Is there anything good about mosquitoes?

Timothy C. Winegard

We don & # 39; I do not know exactly. We know that they do not absorb waste like other insects, but like other insects aerate the soil. Obviously, other animals eat it, but not as an indispensable food source. And they pollinate because the males drink nectar, but they do not pollinate like the bees. And only the females bite.

I refer to it in the book, and this is a sensitive issue, but perhaps it is the culmination of the Malthusian control of uncontrolled population growth.

We forget that we are an animal of a ton living on this planet, and we share our global village. Sometimes we are driven by our own hubris to believe that we are above other animals on the planet, which is not the case. The mosquito and other insects, like the kiss bug, remind us that we are not as powerful as we may think.

Hope Reese

Should we completely eliminate mosquitoes?

Timothy C. Winegard

There is certainly a moral argument for destroying the human population and we should try to eradicate the diseases. I do not choose pages. Biologically there is an argument in one direction, but morally there is an argument in the other direction. This is something that scientists and biologists have been thinking about.

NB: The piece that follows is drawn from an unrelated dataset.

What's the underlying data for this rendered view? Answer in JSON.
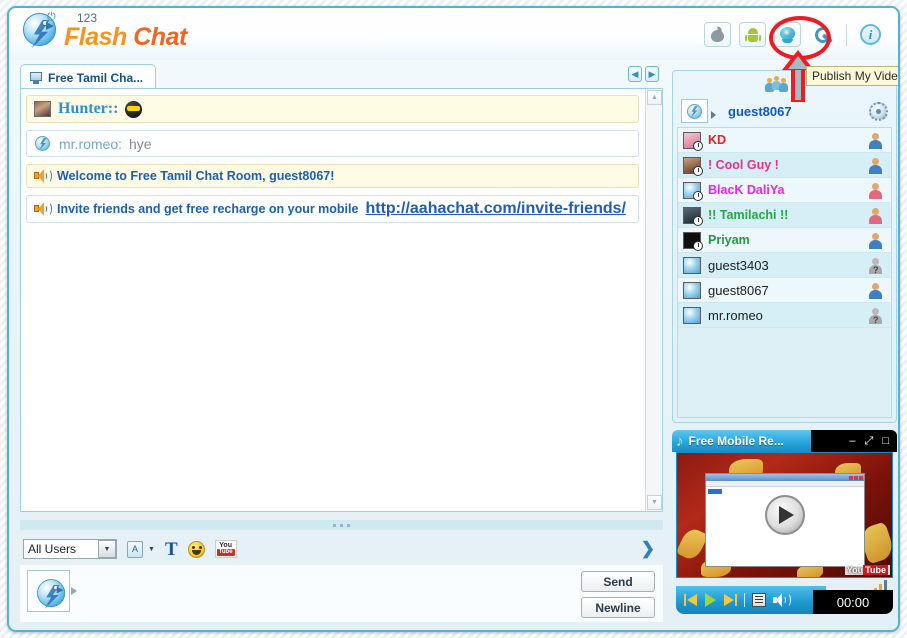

To use the analogy of Star Wars there is a balance to power. And when there is a disruption in power, things go wrong. To disrupt this balance by intervening in natural selection to eliminate all mosquitoes – and I do not think that anyone will support it, as there are 3,500 species of mosquitoes and very few communicable diseases – but perhaps the extermination of those who have diseases transmitted, extremely.

Nonetheless, much of the CRISPR research [which alters the DNA of mosquitoes] is aimed at rendering mosquitoes harmless by rendering them incapable of disease, but not damaging the mosquitoes themselves.

Hope Reese

Eighty-Five Percent of What We Do We are attractive to mosquitoes due to genetic factors. Can you explain? And what can we do to avoid bites?

Timothy C. Winegard

The blood type is one. According to studies, they prefer the blood group O over A, B or a mixture.

But there are other factors [that affect the chance of attracting mosquitoes]. Do not wear bright colors. Do not drink beer. Train less – when you train, you emit more carbon dioxide; This is essentially a magnetizer for mosquitoes. Clean your feet. The bacterium on our feet is a mosquito phosphotasis. Everywhere else on the skin is usually a deterrent, except for the feet. But most of it is hard wired into a genetic circuit board. There are myths that your hair color has an influence or that you have a darker or leatherier skin. None of this seems to be true.

But the best advice? Do not go outside during the main mosquito lessons! At the end of the day, people will shower us with bug spray, but if you miss a tiny area, they'll find it! It bypasses our best repellents.


Hope Reese is a journalist in Louisville, Kentucky. Her writing appeared in the Atlantic, the Boston Globe, the Chicago Tribune, Longreads, VICE and other publications.